Inevitably, leaders at the U.N. and member nations have limited bandwidth and lots of competing priorities, so “sometimes nations forget about what they pledged to do,” said Steve Wagenseil, a former career State Department official who worked with the Council for a Community of Democracies to shepherd the resolution through several drafts before its eventual adoption in November.

Unlike many U.N. resolutions that have no life beyond the day of their adoption, Wagenseil said, the democracy education resolution created a structure for regular U.N. reports on democracy education.

The annual reporting process could prove crucial for democracy advocates in places like Iran, said Mariam Memarsadeghi, co-founder and co-director of the E-Collaborative for Civic Education, a U.S.-based nonprofit that has launched an e-learning resource to educate Iranians about democracy. Iranians log in to the resource with anonymous encrypted accounts, often after learning of the resource via Facebook, Twitter and other social media that Iran has thus far failed to totally control.

More than 1,500 Iranians, including many teachers, have used the resource, Memarsadeghi said. Iranian democracy advocates can report to the U.N. how the Iranian government discourages or actively works against democracy education efforts there. If such reports are eventually aired at the U.N., other nations and the international community may be able to pressure Iran toward reform.

“Democracy has a thousand faces. Everyone has to do it their own way,” LaGamma said. “It depends on the history of the people, the history of the country. The same goes for democracy education.”

That presents a challenge for promoters of democracy education, said education expert Matthew Hiebert, an employee of consulting firm Agriteam Canada who has studied democracy education for the council. The challenge in providing international support for democracy education is to develop a curricular template that is general enough to be broadly relevant, but specific enough to have practical value. Ideally, democracy education will help instill democratic culture and not just teach rote facts like identifying three branches of government, Hiebert said.

To be most effective, democracy education should be integrated into existing curriculum subjects and learning goals, because teachers around the world are already loaded down with learning goal targets they struggle to find time to address.

Democracy education advocates may make a stronger case by pointing to a specific successful example, said Dick Rowson, president emeritus of the council, who formerly worked in publishing and for Radio Free Europe. He suggested that example could be the Global Classrooms program, a pilot program in 80 high schools in the District of Columbia. The program teaches students – 80 percent of whom are from low-income families – about “global citizenship,” culminating in the students participating in a Model U.N. held annually at the U.S. Department of State.

Since the program focuses on global citizenship, at least in some countries it could be initiated by schools or local advocacy groups without pre-approval from a state or federal government, Rowson said.
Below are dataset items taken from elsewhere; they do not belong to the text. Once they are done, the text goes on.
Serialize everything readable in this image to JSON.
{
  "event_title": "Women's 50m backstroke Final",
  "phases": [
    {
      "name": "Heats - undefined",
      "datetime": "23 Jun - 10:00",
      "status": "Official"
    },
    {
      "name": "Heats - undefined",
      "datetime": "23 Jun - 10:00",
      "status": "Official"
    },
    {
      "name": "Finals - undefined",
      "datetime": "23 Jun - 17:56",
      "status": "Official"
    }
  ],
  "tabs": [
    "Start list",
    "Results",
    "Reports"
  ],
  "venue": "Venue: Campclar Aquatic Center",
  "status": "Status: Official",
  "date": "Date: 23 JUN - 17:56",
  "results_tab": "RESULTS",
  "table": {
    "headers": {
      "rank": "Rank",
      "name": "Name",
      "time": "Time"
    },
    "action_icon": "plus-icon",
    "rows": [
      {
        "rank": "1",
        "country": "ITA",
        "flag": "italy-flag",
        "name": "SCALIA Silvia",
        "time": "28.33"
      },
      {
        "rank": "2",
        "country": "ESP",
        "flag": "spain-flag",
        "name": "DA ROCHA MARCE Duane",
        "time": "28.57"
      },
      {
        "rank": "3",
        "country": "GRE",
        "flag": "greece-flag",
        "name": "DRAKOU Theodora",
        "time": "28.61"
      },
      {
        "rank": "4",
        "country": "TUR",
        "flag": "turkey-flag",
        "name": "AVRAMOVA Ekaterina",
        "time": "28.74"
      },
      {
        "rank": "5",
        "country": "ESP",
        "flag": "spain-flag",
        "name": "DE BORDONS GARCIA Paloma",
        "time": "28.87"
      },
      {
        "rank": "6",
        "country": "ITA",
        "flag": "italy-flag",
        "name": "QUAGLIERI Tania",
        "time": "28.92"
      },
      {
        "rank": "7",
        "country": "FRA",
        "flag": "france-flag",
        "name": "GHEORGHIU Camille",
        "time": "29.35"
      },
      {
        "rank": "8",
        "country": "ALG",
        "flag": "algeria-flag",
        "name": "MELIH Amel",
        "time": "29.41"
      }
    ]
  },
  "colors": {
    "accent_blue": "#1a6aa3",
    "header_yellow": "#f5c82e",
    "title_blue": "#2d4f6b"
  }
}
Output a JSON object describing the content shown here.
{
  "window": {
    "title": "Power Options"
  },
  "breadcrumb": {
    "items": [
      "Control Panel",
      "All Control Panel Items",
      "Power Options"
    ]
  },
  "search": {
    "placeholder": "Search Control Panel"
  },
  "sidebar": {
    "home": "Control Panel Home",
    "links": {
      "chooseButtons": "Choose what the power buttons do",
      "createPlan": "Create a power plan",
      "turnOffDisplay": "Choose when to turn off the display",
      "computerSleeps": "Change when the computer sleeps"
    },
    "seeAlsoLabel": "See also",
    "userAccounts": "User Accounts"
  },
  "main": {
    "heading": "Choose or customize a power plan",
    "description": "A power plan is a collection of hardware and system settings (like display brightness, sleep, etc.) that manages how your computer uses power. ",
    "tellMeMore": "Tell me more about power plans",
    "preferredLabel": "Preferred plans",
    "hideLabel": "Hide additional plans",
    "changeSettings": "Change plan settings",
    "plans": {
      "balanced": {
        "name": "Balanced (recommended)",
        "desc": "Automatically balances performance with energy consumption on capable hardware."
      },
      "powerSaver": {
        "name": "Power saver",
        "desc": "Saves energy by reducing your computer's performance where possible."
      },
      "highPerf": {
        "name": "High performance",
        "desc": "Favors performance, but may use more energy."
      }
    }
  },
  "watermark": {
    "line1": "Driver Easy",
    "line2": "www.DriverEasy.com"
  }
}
The need for such approvals has been a stumbling block in India, noted George Mathew, chairman of the Institute of Social Sciences in New Delhi.

Group leader Maria Leissner, secretary-general of the Community of Democracies and formerly Sweden’s ambassador-at-large for democracy, agreed with the suggestion.

Earlier in the morning, Robert Hunter, former U.S. Ambassador to NATO and an adviser to several presidential administrations, noted the “miracle” of meeting on democracy education with leaders from South Africa, Egypt, Chile, Mongolia, Poland, Nepal and Ghana – places that 30 years ago were not democracies.